John Louchheim: Finding Himself in Woodworking

John Louchheim: Finding Himself in Woodworking

Somewhere along the way, woodworking became John Louchheim’s passion. As a kid, he whittled and even hand-carved wooden knives on his family’s driveway. Then when he was 12, he helped the guy working on his parents’ house and got started in carpentry. While he was studying biology at the University of Vermont, he took a small course in woodworking. Though knowing little about joinery, he built a couple of pieces of furniture, and even entered them in an art show! Upon graduating, rather than pursuing higher degrees in biology, he started working as a carpenter. Then after traveling with his wife, Lindsey, for a time, he returned to Vermont determined to do something creative.

“Both my wife and I knew that I wouldn’t be satisfied with a desk job,” John recalled. ” Carpentry was good, but I knew it would wear out my body a lot faster. There is less money in it, but I thought woodworking could be my lifelong endeavor. So I applied to the Furniture Institute in Massachusetts. Phil Lowe [the Institute’s founder] usually does traditional period pieces, but he let me be creative, and I learned the fundamentals of joinery.”

John was able to line up a couple of jobs right away, and the couple set up shop in Grand Isle, Vermont, about twenty-five minutes northwest of Burlington. Working mostly on commissions in a shop right next to his house, John keeps his overhead costs low.


John’s wife, Lindsey, is also an artist and plays a large part in the design process. “She has a really good eye for almost anything.” John explained, “And we work together when we do the design process.”

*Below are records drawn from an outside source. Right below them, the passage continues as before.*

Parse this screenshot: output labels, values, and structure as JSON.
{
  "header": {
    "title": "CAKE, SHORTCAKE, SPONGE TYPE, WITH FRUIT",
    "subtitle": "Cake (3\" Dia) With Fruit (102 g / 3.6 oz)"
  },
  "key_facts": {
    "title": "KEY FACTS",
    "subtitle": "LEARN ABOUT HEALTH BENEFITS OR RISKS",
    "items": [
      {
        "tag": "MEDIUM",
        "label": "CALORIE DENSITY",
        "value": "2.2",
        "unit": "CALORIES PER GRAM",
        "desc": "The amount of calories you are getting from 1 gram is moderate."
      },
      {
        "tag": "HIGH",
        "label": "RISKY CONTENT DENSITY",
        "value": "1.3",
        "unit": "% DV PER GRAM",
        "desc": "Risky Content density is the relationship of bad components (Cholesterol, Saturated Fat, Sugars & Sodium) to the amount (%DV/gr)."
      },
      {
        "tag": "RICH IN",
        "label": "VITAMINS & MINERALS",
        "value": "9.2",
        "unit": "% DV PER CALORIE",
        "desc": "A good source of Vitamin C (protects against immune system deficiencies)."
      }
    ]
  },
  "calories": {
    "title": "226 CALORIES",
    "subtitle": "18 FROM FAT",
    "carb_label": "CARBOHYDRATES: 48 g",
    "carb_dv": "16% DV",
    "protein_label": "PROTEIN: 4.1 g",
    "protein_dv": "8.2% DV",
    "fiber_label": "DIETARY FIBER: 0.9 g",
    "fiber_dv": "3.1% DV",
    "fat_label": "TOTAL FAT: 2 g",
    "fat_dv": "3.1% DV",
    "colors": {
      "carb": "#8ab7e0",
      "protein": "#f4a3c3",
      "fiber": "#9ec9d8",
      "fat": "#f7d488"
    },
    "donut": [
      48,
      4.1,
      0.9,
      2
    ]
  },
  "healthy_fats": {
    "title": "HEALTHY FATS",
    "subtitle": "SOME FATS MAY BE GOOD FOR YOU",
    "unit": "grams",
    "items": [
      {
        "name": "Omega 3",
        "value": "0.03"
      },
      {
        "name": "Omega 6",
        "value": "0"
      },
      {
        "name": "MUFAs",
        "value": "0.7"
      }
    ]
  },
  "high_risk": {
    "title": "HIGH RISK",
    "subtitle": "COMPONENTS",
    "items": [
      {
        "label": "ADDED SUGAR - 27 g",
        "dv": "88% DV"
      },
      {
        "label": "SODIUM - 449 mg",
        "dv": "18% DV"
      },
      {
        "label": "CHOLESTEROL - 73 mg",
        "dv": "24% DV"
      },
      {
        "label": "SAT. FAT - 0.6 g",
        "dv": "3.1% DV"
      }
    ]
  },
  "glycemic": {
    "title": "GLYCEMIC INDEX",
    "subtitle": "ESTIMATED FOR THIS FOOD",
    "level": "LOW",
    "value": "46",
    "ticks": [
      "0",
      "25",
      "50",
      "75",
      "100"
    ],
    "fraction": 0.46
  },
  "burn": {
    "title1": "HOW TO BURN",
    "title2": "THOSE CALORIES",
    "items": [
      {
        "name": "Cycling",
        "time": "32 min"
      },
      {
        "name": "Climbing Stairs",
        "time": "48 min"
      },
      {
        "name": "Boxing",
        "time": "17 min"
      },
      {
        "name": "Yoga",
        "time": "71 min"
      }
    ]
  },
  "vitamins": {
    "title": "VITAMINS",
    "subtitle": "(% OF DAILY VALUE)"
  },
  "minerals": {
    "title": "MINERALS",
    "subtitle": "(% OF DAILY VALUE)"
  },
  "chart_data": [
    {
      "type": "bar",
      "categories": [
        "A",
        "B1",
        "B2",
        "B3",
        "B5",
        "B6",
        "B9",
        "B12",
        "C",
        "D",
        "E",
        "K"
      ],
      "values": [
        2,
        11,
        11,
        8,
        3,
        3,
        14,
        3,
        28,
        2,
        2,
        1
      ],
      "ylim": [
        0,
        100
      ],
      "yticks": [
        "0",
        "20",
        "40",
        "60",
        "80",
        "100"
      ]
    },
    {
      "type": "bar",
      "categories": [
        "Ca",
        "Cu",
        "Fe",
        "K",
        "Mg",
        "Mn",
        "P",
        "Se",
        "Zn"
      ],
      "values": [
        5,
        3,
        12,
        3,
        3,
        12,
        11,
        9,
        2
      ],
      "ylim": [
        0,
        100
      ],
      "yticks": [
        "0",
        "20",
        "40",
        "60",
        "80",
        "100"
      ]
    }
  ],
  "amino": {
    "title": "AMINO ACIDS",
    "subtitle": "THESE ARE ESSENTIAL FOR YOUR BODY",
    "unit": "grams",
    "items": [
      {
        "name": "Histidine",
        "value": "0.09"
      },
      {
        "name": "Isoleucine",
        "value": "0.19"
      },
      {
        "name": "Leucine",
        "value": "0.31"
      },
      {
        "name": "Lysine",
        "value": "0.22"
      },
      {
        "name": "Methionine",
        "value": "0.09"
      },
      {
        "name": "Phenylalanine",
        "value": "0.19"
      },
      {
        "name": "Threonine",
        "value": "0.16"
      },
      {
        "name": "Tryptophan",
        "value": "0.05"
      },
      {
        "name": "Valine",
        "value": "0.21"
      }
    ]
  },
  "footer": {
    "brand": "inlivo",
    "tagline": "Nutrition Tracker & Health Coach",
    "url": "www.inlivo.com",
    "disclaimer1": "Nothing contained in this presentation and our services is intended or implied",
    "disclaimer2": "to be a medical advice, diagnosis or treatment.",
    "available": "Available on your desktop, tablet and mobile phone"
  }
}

John’s interest in organic shapes in much of his work is reminiscent of Art Nouveau furniture. ” I like a lot of geometrical stuff, too,” John noted, ” I don’t like too roundy-round. So I lean towards Macintosh [Charles Rennie Mackintosh, late 19th and early 20th Century designer who combined traditional Scottish furniture with the flourish of Art Nouveau and the simplicity of Japanese forms], one of my favorites. We are trying to find our own style, I guess.”

The design process is probably the most stressful time for John. Starting with organic shapes and often incorporating asymmetrical curves, John works with the design until it clicks with him, then creates sketches of the finished piece. Drawings are often e-mailed back and forth with the client. It’s a time-consuming process and can take up to a week. And unless they bring in a picture of what they want, John has started charging a design fee.

“Once we decide on a design, I send a cost proposal, and that is pretty much the contract. I usually ask for half of the cost as a down payment. Then I do a full-size drawing showing all the joinery, make the patterns, purchase the wood, and get going.”

John uses power tools to rough-out the shapes, then turns to hand and carving tools for most of his work. When construction doesn’t go exactly as planned John may go back to the drawing and tweak the original design, but for some pieces he has to draw the line.

“It depends on how much money and time I have into it, but sometimes you just have to stop, throw it in the fire and start over.”

Living somewhat off the beaten path could make finding customers a challenge. But John has been able to publicize his work through press releases, a brochure, and ads in Vermont magazine. And he’s currently working on a set of chairs that he might enter in a show or display in a high-traffic retail area.

“I know I’d get more commissions in a market like New York City or Philadelphia, but the cost of living, the cost of a shop, and other factors outweigh the advantages. By advertising in Vermont magazine, I’m reaching subscribers in Connecticut and New York who have homes up here. And many people associate high-quality crafts with Vermont, and they are willing to go the extra distance or order from afar.”


It’s paid off. John’s currently working on a set of six chairs and has eight more lined up next. They’ll be in the Art Nouveau style and feature marquetry on the front and back. As more high-end jobs come his way, John would like to move into a larger space and perhaps take on a partner. But he’ll be cautious about any changes.

“Right now, I like that I am my own boss and the responsibility that comes with that. Shaping wood and being able to see something through from start to finish is probably my favorite thing in the world. I know the process of making six chairs is kind of like a production mode, but it’s still just me in a small shop and it is easier to do that. And when the machines aren’t running I like the quiet and having the time to just be myself.”